Almost a century and a half ago, West Point classmates found themselves on opposite sides of a great conflict. They were leading Americans in the killing of other Americans….by the hundreds of thousands. From the point of view of the North, and the Federal Government, and Abraham Lincoln, this was a war to preserve the Union. From the point of view of West Pointers in the Confederate Army, this was a war to preserve states’ rights….and a way of life. And as the war progressed, President Lincoln formally declared that this was also a war to end slavery, because America, if it was to survive at all, would be from that point onward, forever and unequivocally, the Land of the Free.

So the West Pointers fighting for the Confederacy were in a very terrible predicament. They were defending the indefensible. They were defending a terrible wrong….human slavery. They were using all the formidable military skills they had acquired at West Point, and during later service in the United States Army, and they were using those awesome, terrible, skills to do WRONG. Of course, they didn’t see it that way. They perceived themselves as defending their homelands, their home states, their families and way of life. And there are probably Serb soldiers who offer similar rationales to themselves, and who manage to look away from the mass rape, the pillaging, and the massacres, the so-called “ethnic cleansing,” which their country is committing.

And that brings me to the central word in the West Point credo: Honor. Honor sounds almost quaint today. The modern age seems to scoff at honor. Acquiring material goods seems to be more important than honor. A sterling media image seems to be prized more than real personal honor. And many of us are blind to honor, are unable to recognize it when we see it manifested in the being and behavior of those we meet. The times may even blind us from seeing it, or its opposite, in ourselves.

Honor is a very expensive ideal to cleave to. It can cost us our lives. It can also prove confusing. It’s not always clear what the honorable thing to do is.
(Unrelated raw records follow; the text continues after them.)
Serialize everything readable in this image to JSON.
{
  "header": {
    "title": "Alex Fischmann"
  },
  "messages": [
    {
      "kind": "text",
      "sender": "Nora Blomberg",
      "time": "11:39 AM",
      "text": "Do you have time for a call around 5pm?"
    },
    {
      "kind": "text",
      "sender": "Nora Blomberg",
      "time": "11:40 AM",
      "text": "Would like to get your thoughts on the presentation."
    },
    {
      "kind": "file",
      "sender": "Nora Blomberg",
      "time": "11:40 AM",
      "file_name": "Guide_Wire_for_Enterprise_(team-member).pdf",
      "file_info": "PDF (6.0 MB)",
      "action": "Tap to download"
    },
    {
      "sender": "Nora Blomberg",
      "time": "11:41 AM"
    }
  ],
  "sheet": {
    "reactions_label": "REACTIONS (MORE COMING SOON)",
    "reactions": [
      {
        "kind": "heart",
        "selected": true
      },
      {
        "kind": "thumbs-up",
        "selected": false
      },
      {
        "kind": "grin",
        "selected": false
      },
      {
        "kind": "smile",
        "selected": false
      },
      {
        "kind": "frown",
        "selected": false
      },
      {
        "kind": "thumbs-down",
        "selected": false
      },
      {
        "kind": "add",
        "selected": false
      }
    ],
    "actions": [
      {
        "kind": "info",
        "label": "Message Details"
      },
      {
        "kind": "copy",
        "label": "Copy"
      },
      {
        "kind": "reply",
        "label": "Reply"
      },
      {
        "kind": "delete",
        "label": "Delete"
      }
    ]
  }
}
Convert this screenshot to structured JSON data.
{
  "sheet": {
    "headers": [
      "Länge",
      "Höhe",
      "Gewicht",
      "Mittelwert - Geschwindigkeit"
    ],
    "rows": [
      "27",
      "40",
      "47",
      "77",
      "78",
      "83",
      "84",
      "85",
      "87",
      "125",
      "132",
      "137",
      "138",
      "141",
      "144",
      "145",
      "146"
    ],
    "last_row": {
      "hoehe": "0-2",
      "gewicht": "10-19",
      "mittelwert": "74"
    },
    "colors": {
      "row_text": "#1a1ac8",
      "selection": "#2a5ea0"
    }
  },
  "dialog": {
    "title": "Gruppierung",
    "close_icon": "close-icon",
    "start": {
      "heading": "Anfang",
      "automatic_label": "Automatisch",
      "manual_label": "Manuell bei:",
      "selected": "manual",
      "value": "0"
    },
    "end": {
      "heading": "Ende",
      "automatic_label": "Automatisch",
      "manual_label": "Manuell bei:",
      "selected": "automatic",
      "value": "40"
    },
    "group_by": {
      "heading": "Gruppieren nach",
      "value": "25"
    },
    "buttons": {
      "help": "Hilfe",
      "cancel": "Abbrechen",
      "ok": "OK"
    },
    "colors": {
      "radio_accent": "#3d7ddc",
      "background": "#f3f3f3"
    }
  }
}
What some claim to be honorable may look to us like posturing, politicking, or super-patriotism, or hypocrisy. On the surface, it would seem obvious what is honorable. But honor can be both obvious….and mysterious. We are offered many different definitions of honor. I’m sure that those Confederate officers, with their epaulets and swords and courage on the field of battle, imagined they were honorable. There are undoubtedly Serb soldiers who imagine themselves to be honorable even as they drive hundreds of thousands of Kosovars from their ancestral homelands. So honor is a more difficult destination than it may at first appear to be.

Let me suggest this: Don’t make glib assumptions about what honor means to you. There will be times when it seems as if your honor is stained by what you find you must do. You may find yourself, at times, apparently dishonored. And years later, that which seemed dishonorable…..seems to appear honorable. And that which you were so sure was honorable…..can seem the reverse. So honor is a mystery and a sometimes distant star to which we aspire. But we can never be sure we have secured it. Nonetheless, here at West Point, it is a living, not an antiquated, word. It is an ideal we try to live and embody. It is not easy to try to be honorable. It is always a struggle, even a battle, to try to do the honorable thing. To be a good West Pointer, good soldier and officer and citizen, is to honor, or at least try to honor in your best understanding of the word, your country, your God if you have one, your family, your mission, and yourself.

And I, speaking to you as you embark on the great adventure of your lives, honor you and salute you. The path you are choosing is the thorny one. No one ever claimed it would be easy. But that doesn’t make it any less beautiful or rewarding.”

Coda: I submit this in memory of my father, Harry Bert Lane, West Point ’40, 1916-2000.